Paham nggak sih? Susah nih ngejelasinya. Mungkin aku percaya itu perspektif
waktu kondisi mental aku emang lagi turun. Atau aku mikir penyakit yang bakalan
bikin aku mati itu penyakit yang bakalan bikin menderita dulu gitu. Kalau
tipikal virus corona kan matinya mendadak yah, mungkin aku takut aku nggak
sempet tobat, minta maaf, dan berbuat baik.

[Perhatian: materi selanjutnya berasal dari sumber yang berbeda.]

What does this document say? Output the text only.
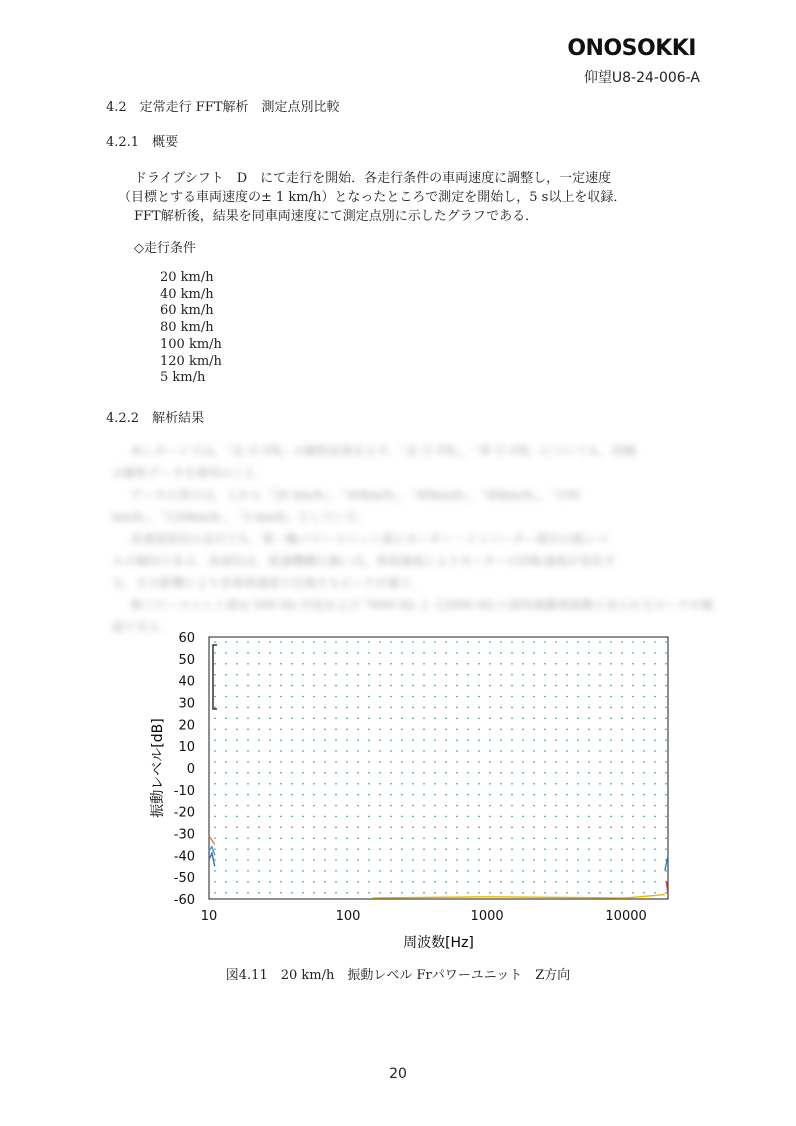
ONOSOKKI
仰望U8-24-006-A
4.2　定常走行 FFT解析　測定点別比較
4.2.1　概要
ドライブシフト　D　にて走行を開始．各走行条件の車両速度に調整し，一定速度
（目標とする車両速度の± 1 km/h）となったところで測定を開始し，5 s以上を収録．
FFT解析後，結果を同車両速度にて測定点別に示したグラフである．
◇走行条件
20 km/h
40 km/h
60 km/h
80 km/h
100 km/h
120 km/h
5 km/h
4.2.2　解析結果
本レポートでは，「走 行 FR」の解析結果を示す．「走 行 FR」，「常 行 FR」についても，同様
の解析データを使用のこと．
データの表示は，上から「20 km/h」，「40km/h」，「60km/h」，「80km/h」，「100
km/h」，「120km/h」，「5 km/h」としている．
各速度固定の走行でも，第一軸パワーユニット部とモーター・インバーター部共の振レベ
ルの傾向である．各部位は，低速機構の強い点，車両速度によりモーターの回転速度が変化す
る，その影響により各車両速度で出現するピークが違う．
第パワーユニット部は 500 Hz 付近および 7000 Hz と 12000 Hz に固有振動周波数と見られるピークが確
認できる．
-60
-50
-40
-30
-20
-10
0
10
20
30
40
50
60
10	100	1000	10000
振動レベル[dB]
周波数[Hz]
図4.11　20 km/h　振動レベル Frパワーユニット　Z方向
20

Plin-plannya aku dalam memandangi
kematian dan kehidupan ini juga bikin aku sadar, sepertinya aku memang belum
siap mati. Jelas karena aku percaya ada yang namanya penghitungan amal, dan
surga-negara. Aku takut dosaku lebih banyak daripada tabungan pahala. Sementara
kondisi aku saat ini kayaknya tiap hari bikin dosa deh walaupun tiap hari juga
aku sholat dan mengaji. Ini mah bukan bentuk rendah diri nggak sih? Ini bukti
bahwa aku sebenarnya banyak sekali menyia-nyiakan waktu yang diberikan Allah
SWT. Walaupun sebenarnya nggak ada orang yang bener-bener siap untuk diambil
nyawanya, setidaknya beberapa orang yang terus mengupayakan melakukan perintah
Allah SWT dengan sebaik-baiknya dan menjauhi larangan Allah SWT sejauh-jauhnya udah
rada tenang ketika keputusan Allah SWT datang. Soalnya mereka yakin, janji
Allah SWT selalu tepat waktu.
Intinya nih dari kusut-kusutnya
pikirin aku, beberapa kejadian memang ada buat bikin sadar. Aku mungkin bakalan
mencoba kembali mendekatkan diri kepada Allah SWT setelah ini, tapi mungkin
juga nanti setelah rada tobat aku bakalan balik menjauh lagi, yang jelas catatan
ini harus aku buka terus, baik ketika iman kuat atau iman lemah. Ketika iman
lemah, aku bakalan sadar bahwa posisi aku harus segera diperbaiki, ketika iman
kuat aku bakalan sadar bahwa ini merupakan pengingat agar terus istiqomah.